Unlike runners and cyclists, the best swimmers are not the most powerful, but those who can apply ‘just enough’ power with precision with un-faltering consistency during their entire event. It has been revealed that the winner in elite swimming contests is not the ‘fastest’ swimmer but the one who slows down the least- and that goes not to the one who is the most muscularly powerful, but the one who has trained to have the best form and neuro-muscular resilience to hold it.
Would you rather have enormous muscular engine to smash through heavy water resistance or simply swim in such a way that you face less water resistance? Increase your lactic acid tolerance or simply produce less? Swim harder, or swim smarter?
Unfortunately, the predominant mindset in swimming for the last 60 years has been formed around research in land-based sports and therefore followed land-based logic of muscular and metabolic conditioning.
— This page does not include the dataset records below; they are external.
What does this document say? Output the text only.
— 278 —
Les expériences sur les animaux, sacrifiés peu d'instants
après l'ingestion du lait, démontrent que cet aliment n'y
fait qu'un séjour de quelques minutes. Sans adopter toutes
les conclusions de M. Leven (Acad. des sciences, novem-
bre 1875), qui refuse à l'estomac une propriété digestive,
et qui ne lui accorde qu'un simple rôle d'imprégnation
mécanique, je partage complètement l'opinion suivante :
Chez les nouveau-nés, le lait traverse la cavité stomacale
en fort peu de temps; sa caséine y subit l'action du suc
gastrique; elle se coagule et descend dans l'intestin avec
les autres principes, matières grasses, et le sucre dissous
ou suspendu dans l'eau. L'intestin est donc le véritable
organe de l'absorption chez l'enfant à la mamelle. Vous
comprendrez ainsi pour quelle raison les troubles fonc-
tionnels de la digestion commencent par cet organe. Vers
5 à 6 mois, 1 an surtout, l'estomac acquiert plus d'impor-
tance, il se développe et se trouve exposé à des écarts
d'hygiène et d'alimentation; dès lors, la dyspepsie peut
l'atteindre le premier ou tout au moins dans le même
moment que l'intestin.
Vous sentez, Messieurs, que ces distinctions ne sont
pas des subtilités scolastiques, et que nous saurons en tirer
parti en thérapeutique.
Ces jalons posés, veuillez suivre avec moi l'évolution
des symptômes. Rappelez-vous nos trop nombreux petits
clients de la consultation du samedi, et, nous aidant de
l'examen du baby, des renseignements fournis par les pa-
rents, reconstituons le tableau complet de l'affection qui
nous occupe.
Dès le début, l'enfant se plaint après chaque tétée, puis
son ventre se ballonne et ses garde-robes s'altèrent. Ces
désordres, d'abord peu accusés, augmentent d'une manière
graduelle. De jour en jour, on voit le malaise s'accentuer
But basic physics, and the latest in actual ‘swimming’ science and neuro-biology shows us that when you train the neurological system of a swimmer to hold superior position under stress and you will get a superior swimmer with just the right muscular strength to support it. This, in essence, is the secret to swimming farther and faster with less effort.
For the time most real people have for swim training, spending that precious time and effort mostly on technique rather than power will produce far better results- and longer lasting since deeply imprinted neurological skills remain even as age claims muscle mass, and endure far better during lapses in training.